本記事では、Pythonの標準的なテストライブラリである pytest のプラグイン、pytest-xdist を紹介します。
テストケースが増えるにつれて長くなりがちな実行時間を、並列実行 によって大幅に短縮する方法を解説します。導入は非常に簡単ですが、いくつか注意すべきポイントも存在するため、その対策も合わせて記載します。
対象
- Pythonで
pytestを利用している方 - テストの実行待ち時間が長いと感じる方
- CI(継続的インテグレーション)の実行時間を短縮したいエンジニア
目次
- pytest-xdistとは
- インストール方法
- 基本的な使い方
- 注意点:並列実行の落とし穴
- おすすめのオプション設定
- まとめ
- 参考
1. pytest-xdistとは
pytest-xdist は、pytestのテストランナーを拡張し、複数のCPUコアを使ってテストを並列(Parallel) に実行できるようにするプラグインです。
通常、pytestは1つのプロセスで順次テストを実行しますが、xdistを使用することで、複数のワーカープロセスにテストを分散させることができます。これにより、CPUのコア数に応じて、理論上は数倍の速度向上が見込めます。
補足: ワーカープロセスとは、実際にテスト処理を行う独立した実行単位のことです。
2. インストール方法
pip install pytest-xdist
PoetryやPipenvなどのパッケージマネージャを使用している場合は、開発用依存関係(dev dependencies)として追加することをおすすめします。
3. 基本的な使い方
もっとも基本的な使い方は、実行時のオプションに -n を追加するだけです。
コア数を自動指定する場合
PCのCPUコア数を自動検出し、最大限のリソースを使ってテストを実行します。
pytest -n auto
コア数を手動指定する場合
他の作業への影響を抑えたい場合など、使用するプロセス数を明示的に指定することも可能です。以下の例では2つのプロセスで並列実行します。
pytest -n 2
これだけで、テストスイート全体が複数のワーカーに分割され、同時に実行されます。
4. 設定ファイルでデフォルト化する
毎回 -n auto を入力するのが手間な場合、設定ファイルに記述しておくことで、単に pytest と打つだけで並列実行されるようになります。
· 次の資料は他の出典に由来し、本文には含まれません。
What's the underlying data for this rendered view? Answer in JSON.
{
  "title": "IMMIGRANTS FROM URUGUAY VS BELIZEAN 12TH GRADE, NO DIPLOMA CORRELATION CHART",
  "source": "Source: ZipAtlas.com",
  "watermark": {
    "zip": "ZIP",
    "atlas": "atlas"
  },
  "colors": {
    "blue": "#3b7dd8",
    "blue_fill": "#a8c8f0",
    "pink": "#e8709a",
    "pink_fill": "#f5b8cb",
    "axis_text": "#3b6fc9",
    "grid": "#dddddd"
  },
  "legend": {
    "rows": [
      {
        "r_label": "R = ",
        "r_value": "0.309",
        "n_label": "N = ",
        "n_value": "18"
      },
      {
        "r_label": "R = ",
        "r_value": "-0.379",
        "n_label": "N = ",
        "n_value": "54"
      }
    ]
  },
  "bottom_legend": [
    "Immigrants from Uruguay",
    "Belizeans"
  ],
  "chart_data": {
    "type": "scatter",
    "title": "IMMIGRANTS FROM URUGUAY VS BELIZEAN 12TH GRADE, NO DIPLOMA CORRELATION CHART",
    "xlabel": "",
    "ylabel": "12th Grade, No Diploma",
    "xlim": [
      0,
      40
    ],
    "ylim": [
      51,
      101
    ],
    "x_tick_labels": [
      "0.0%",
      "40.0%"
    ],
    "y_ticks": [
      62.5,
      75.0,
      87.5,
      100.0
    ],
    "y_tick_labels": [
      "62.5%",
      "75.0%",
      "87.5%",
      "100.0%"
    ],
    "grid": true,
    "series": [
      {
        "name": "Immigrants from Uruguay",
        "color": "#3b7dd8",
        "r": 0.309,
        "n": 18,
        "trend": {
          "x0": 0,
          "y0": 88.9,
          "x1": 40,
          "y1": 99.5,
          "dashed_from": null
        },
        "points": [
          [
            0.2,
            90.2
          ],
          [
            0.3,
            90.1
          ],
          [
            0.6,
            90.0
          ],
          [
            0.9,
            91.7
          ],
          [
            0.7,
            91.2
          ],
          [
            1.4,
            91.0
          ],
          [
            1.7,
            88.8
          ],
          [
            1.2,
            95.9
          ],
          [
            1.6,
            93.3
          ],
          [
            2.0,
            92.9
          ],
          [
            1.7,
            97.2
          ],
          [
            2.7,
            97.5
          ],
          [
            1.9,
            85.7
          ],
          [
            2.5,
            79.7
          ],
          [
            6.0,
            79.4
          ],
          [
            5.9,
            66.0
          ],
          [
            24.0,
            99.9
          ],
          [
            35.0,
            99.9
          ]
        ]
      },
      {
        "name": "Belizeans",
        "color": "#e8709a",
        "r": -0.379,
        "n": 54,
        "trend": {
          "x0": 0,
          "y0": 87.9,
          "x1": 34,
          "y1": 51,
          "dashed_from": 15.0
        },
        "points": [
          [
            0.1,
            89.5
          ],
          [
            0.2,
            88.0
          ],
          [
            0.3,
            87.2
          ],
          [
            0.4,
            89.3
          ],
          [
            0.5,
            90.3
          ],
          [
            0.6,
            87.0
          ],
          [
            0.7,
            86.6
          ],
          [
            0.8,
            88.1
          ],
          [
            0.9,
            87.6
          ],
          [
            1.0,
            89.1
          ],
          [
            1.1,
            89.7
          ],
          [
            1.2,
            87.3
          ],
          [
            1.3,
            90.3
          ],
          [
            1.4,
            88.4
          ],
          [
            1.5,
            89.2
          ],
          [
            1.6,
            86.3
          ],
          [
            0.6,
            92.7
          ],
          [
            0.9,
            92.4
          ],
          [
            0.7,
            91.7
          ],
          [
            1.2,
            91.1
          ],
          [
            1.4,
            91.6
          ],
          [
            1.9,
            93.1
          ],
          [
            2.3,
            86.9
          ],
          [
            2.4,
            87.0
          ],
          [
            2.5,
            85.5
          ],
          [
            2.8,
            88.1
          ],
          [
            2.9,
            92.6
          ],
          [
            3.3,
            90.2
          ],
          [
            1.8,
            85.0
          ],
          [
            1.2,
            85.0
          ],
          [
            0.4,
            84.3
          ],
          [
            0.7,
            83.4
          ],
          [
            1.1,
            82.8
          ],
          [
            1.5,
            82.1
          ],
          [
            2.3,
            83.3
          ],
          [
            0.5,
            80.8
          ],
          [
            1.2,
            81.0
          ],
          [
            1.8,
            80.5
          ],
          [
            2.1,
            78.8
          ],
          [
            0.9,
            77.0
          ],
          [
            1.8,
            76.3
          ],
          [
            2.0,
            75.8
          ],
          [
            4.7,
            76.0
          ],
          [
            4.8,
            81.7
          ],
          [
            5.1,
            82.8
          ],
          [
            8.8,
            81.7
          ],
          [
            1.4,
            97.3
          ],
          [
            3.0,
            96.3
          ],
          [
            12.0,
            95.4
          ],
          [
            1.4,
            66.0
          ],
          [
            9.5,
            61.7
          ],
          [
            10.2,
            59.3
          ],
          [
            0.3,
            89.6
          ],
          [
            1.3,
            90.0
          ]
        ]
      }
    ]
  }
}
プロジェクトで利用している設定ファイルに合わせて、以下のように追記してください。
pytest.ini を使用する場合
addopts にオプションを記述します。これはコマンドライン引数のデフォルト値を設定する項目です。
[pytest]
addopts = -n auto
pyproject.toml を使用する場合
[tool.pytest.ini_options] セクション内に同様の設定を行います。
[tool.pytest.ini_options]
addopts = "-n auto"
5. 注意点:並列実行の落とし穴
非常に便利なプラグインですが、導入するだけで全てが解決するとは限りません。並列実行特有の問題に注意する必要があります。
データベースの競合
複数のワーカーが同じデータベースに対して同時に読み書きを行うと、データの整合性が取れなくなり、テストが落ちることがあります。
これを防ぐためには、ワーカーごとに異なるデータベースを作成するか、トランザクションを適切にロールバックして影響を及ぼさない設計が必要です。
fixtureのスコープと実行回数
scope="session" と設定されたfixtureは、通常であれば全テストで1回だけ実行されます。
しかし、xdistを使用すると各ワーカープロセスごとに1回ずつ実行される挙動になります。重い初期化処理(Dockerコンテナの起動など)がある場合は、別途排他制御(ロック機構)などの工夫が必要になるかもしれません。
6. おすすめのオプション設定
副作用を抑えつつ高速化の恩恵を受けるために、以下のオプションを知っておくと便利です。
--dist=loadscope
同じテストクラスやモジュール内のテストを、同一のワーカーで実行するようにグルーピングします。
クラス単位でセットアップを行っている場合や、テスト間の依存関係が疑わしい場合に、このオプションをつけると安定することがあります。
pytest -n auto --dist=loadscope
--dist=loadfile
loadscope と似ていますが、こちらはファイル単位でグルーピングを行います。ファイルごとに独立性が保たれている場合は、こちらが有効な場合があります。
まとめ
pytest-xdist を導入することで、以下のメリットを得られます。
- 実行時間の短縮: CPUリソースを有効活用し、待ち時間を削減できます。
-
簡単な導入:
-n autoをつけるだけで、すぐに効果を体感できます。 - 柔軟な設定: プロジェクトの構成に合わせて、実行単位(スコープ)を調整可能です。
導入していない方は、ぜひ一度試してみてください。